Highlighting MAN’s efforts to foster a conducive economic environment for the manufacturing sector’s growth and profitability, he added, “The production value of the sector increased and despite the growth, local raw material sourcing declined from 70 per cent in the second half of 2022 to 66.8 percent in the same period in 2023,” he said.

He acknowledged the resilience of the Food, Beverage and Tobacco subsector in the face of macroeconomic and infrastructure challenges, particularly the rising electricity tariffs. “The performance we are seeing is a demonstration of resilience in the face of daunting macroeconomic and infrastructure inadequacies,” he said.


He also shared the frustration and frequent complaints from industry players about rising energy costs and urged stakeholders to remain resilient and adapt their processes for greater efficiency.

Also, Head of the Corporate Affairs and Sustainability at Rite Foods, Ekuma Eze, emphasised the subsector’s importance. “The food and beverage industry contributed 34 per cent to the entire manufacturing sector as of 2022 and about five percent to Nigeria’s GDP. The sector has immense potential for growth due to our large population. Three sectors make up about 78 per cent of the entire manufacturing sector, with food and beverage being the largest. Yet, our manufacturing sector remains far from competitive on a global scale,” he said.

Eze pointed out several obstacles hindering the sector’s growth, including poor infrastructure, high inflation, high energy costs, forex liquidity, unpredictable regulations, insecurity and high tax burdens. “This sector’s tax contribution as a percentage of gross profit has hovered around 35 to 41 per cent in the last four years, severely affecting profitability.”

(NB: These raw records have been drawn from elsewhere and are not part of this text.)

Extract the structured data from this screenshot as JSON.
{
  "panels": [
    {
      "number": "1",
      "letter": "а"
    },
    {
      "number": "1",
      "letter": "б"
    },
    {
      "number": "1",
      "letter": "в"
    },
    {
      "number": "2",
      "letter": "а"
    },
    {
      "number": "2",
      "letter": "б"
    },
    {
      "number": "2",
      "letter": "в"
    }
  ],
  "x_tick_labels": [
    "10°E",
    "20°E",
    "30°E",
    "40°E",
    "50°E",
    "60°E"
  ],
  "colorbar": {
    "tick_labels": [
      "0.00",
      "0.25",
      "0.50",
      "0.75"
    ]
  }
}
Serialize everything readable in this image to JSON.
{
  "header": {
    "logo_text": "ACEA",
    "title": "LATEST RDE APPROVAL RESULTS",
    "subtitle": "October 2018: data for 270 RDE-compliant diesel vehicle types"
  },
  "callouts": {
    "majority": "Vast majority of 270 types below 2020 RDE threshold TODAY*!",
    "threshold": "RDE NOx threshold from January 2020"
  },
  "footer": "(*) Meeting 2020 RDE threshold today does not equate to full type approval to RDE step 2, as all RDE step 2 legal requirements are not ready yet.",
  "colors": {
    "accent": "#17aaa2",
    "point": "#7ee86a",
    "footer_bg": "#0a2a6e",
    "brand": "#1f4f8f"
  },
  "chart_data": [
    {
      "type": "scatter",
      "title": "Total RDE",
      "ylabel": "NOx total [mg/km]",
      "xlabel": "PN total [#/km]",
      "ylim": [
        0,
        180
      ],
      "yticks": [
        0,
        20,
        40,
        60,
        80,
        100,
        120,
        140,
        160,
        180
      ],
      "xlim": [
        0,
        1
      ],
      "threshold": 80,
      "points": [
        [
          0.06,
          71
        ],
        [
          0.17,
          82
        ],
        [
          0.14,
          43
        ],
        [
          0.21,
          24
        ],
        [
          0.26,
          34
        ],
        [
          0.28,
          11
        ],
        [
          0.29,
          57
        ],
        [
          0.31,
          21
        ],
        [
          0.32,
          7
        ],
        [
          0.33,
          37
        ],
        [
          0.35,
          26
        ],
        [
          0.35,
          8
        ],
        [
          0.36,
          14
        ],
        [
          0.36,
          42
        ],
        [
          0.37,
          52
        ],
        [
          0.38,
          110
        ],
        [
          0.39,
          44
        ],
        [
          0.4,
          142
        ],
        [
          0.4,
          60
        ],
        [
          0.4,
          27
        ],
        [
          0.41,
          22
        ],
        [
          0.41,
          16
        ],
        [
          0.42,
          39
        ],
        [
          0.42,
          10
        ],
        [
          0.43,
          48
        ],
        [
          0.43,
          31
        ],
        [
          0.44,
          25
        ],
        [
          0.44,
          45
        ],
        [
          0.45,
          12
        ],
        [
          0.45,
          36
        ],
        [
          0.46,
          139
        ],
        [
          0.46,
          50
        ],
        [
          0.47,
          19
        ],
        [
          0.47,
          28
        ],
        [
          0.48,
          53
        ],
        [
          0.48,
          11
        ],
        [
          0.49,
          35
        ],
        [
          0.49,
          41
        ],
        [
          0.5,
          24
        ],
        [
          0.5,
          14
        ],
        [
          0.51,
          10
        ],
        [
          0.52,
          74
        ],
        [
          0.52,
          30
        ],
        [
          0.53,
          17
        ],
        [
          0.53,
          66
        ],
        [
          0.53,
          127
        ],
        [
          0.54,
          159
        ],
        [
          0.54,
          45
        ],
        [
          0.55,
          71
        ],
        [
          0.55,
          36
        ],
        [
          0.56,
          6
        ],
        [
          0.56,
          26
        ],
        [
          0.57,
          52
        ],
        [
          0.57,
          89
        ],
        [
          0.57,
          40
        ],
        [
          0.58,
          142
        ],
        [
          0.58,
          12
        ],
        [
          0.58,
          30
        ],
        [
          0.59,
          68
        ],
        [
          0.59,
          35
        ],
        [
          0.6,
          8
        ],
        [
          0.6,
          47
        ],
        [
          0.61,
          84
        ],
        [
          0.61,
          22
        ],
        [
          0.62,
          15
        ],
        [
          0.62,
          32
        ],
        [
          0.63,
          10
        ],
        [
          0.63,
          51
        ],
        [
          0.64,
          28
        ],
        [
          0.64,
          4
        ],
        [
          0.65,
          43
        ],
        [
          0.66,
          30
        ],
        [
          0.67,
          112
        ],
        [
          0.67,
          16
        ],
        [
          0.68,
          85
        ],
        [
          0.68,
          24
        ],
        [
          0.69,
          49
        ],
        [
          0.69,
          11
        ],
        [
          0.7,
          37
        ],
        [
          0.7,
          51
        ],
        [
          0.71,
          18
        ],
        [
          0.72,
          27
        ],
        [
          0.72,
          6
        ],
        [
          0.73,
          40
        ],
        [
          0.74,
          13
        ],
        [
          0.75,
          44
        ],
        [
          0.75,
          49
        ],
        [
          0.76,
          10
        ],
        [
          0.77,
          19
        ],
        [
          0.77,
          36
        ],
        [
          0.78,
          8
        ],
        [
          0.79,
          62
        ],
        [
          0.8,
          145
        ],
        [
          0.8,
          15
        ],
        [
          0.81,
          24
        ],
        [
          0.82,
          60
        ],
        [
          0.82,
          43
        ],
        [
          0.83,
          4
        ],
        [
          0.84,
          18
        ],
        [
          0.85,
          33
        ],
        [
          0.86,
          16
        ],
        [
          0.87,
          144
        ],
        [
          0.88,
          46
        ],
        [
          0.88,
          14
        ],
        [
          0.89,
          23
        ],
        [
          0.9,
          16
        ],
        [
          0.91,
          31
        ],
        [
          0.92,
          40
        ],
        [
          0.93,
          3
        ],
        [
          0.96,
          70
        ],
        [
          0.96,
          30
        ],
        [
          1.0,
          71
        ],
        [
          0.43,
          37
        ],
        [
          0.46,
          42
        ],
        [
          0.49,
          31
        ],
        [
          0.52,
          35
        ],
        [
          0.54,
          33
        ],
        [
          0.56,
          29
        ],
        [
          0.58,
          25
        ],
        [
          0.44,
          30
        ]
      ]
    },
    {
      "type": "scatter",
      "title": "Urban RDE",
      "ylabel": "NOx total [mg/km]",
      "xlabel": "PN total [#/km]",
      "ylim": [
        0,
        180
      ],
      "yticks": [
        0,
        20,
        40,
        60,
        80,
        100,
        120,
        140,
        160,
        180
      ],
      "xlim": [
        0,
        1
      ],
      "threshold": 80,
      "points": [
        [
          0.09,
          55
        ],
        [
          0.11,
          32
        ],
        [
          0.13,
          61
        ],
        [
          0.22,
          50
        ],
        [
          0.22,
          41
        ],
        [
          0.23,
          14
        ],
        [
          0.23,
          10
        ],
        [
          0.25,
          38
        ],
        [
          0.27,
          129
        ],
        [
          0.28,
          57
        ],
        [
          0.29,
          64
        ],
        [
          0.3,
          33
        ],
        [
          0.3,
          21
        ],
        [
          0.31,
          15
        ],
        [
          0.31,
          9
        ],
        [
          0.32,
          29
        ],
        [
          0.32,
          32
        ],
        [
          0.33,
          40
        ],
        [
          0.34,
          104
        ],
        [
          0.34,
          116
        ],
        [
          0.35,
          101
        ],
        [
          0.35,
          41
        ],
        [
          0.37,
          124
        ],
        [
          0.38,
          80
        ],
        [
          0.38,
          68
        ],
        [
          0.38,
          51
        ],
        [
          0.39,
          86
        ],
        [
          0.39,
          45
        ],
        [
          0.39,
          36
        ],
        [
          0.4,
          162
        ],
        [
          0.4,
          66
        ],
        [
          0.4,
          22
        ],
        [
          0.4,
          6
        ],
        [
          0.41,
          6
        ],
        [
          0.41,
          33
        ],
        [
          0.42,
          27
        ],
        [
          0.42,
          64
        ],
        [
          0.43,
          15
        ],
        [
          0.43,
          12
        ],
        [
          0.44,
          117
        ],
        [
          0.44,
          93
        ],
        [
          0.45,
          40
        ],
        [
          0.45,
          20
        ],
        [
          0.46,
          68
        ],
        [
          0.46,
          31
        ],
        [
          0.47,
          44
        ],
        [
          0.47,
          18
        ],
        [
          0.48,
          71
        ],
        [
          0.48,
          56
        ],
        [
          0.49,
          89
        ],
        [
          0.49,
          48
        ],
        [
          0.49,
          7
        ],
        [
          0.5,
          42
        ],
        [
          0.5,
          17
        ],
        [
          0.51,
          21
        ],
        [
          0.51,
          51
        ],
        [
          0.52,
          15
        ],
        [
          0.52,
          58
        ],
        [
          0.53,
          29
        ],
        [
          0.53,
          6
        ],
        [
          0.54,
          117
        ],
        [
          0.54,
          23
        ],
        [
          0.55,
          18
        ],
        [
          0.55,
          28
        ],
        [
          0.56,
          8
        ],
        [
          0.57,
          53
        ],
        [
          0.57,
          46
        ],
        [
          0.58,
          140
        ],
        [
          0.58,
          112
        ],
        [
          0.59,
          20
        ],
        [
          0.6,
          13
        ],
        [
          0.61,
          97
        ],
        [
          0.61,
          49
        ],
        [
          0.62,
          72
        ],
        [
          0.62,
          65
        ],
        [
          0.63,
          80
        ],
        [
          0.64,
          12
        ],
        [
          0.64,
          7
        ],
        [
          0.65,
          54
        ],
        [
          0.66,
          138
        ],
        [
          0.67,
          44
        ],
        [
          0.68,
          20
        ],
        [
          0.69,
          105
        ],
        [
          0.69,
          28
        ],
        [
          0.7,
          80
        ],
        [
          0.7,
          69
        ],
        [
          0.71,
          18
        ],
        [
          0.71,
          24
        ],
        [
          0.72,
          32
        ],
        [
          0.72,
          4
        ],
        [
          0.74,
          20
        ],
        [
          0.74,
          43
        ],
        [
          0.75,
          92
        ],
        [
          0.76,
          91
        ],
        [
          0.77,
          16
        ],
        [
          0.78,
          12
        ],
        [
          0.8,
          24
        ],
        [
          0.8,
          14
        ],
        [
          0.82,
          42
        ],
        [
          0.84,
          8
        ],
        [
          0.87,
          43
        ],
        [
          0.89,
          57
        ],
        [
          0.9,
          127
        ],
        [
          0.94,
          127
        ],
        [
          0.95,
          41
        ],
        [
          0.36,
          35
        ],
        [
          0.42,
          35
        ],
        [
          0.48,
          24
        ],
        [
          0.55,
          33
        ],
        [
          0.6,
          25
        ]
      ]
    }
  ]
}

However, he advocated for strategic government intervention to enhance their competitiveness, particularly in the context of the African Continental Free Trade Area (AfCFTA). He further recommended policies to streamline customs procedures, harmonise regulations, invest in critical infrastructure and provide targeted financing options for manufacturers. “Manufacturing should be a key driver of economic growth, creating jobs, generating income, and contributing to the GDP. Our policies must encourage manufacturing to ensure economic progress,” he said.

Stressing the need for holistic thinking in economic policy-making, he said, “Recent CBN policies have seen interest rates skyrocket, making it impossible for manufacturers to borrow money and progress. We need policies that encourage manufacturing, as it creates employment, generates taxes and drives economic growth.”

Similarly, Deputy Director at NAFDAC and Chairperson of the Nigerian Institute of Food Science and Technology (NIFST), Lagos chapter, Aina Olugbenga Steven, described the Nigerian business environment as VUCA – Volatile, Uncertain, Complicated and Ambiguous.

“Thriving in this environment means dealing with challenges such as electricity and foreign exchange.”

He emphasised the importance of maintaining value, high standards and innovation in manufacturing.